The hat-trick in Lusail and subsequent defeat on penalties remains a sore that refuses to heal. Facing Messi and Argentina one last time in New Jersey could have been the palimpsest for a fresh story and a coronation as the world’s undisputed best.
Tactical frustrations
His frustration was clear in a dissection that could be seen as a rebuke to Didier Deschamps for tactical failures. France were outnumbered in midfield, with Dani Olmo providing balance that Michael Olise could not, and Mbappé was seen only fleetingly before taking pot shots late on. They could not get the ball to him; ultimately, any collective idea was sacrificed to the hope that individual genius would hold sway.
Next chapter
“We have to move on to the next chapter,” Mbappé said. “Because football waits for no one. We have to start over, put this failure behind us, and learn from it.”
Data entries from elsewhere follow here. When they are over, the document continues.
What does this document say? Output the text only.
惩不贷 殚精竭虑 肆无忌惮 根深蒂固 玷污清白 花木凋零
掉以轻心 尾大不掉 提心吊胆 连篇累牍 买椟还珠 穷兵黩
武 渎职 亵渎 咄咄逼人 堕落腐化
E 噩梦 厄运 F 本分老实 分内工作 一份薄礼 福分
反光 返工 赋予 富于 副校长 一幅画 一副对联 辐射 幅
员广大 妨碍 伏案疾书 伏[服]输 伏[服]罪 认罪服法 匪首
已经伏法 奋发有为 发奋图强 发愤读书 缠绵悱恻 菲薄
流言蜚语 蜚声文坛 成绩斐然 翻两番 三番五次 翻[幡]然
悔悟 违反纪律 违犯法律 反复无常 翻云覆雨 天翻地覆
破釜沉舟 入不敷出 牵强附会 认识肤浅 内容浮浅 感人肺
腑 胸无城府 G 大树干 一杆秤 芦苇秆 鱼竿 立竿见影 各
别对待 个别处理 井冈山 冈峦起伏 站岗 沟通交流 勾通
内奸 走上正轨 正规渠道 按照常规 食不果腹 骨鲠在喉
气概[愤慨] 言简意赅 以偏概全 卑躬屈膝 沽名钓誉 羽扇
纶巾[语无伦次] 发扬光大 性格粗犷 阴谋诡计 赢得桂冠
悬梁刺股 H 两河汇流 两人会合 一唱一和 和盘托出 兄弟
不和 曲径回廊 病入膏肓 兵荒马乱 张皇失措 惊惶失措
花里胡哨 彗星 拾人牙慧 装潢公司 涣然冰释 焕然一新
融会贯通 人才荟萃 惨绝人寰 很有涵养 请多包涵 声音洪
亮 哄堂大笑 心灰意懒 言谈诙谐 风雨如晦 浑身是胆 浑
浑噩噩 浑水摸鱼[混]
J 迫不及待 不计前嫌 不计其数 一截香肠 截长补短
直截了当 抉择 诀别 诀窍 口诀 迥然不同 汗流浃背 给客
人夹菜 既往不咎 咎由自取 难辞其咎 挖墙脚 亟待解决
There is no suggestion he will call time on his international career. Zinedine Zidane will almost certainly succeed Deschamps, and the tantalising question is whether Les Bleus’ two greatest icons can forge a winning partnership. Even if the vibes are good, Zidane has been out of the fray for five years since leaving Real Madrid. He and his captain must find a way to harness star quality while honing the kind of coherent method that has allowed Spain to outstrip France convincingly.
What version of Mbappé will France find in 2030? It may depend on whether he has finally won a Champions League, with or without a European Championship in two years’ time. It would have seemed unthinkable once, but the trail he once tore through tournaments now demands a new route.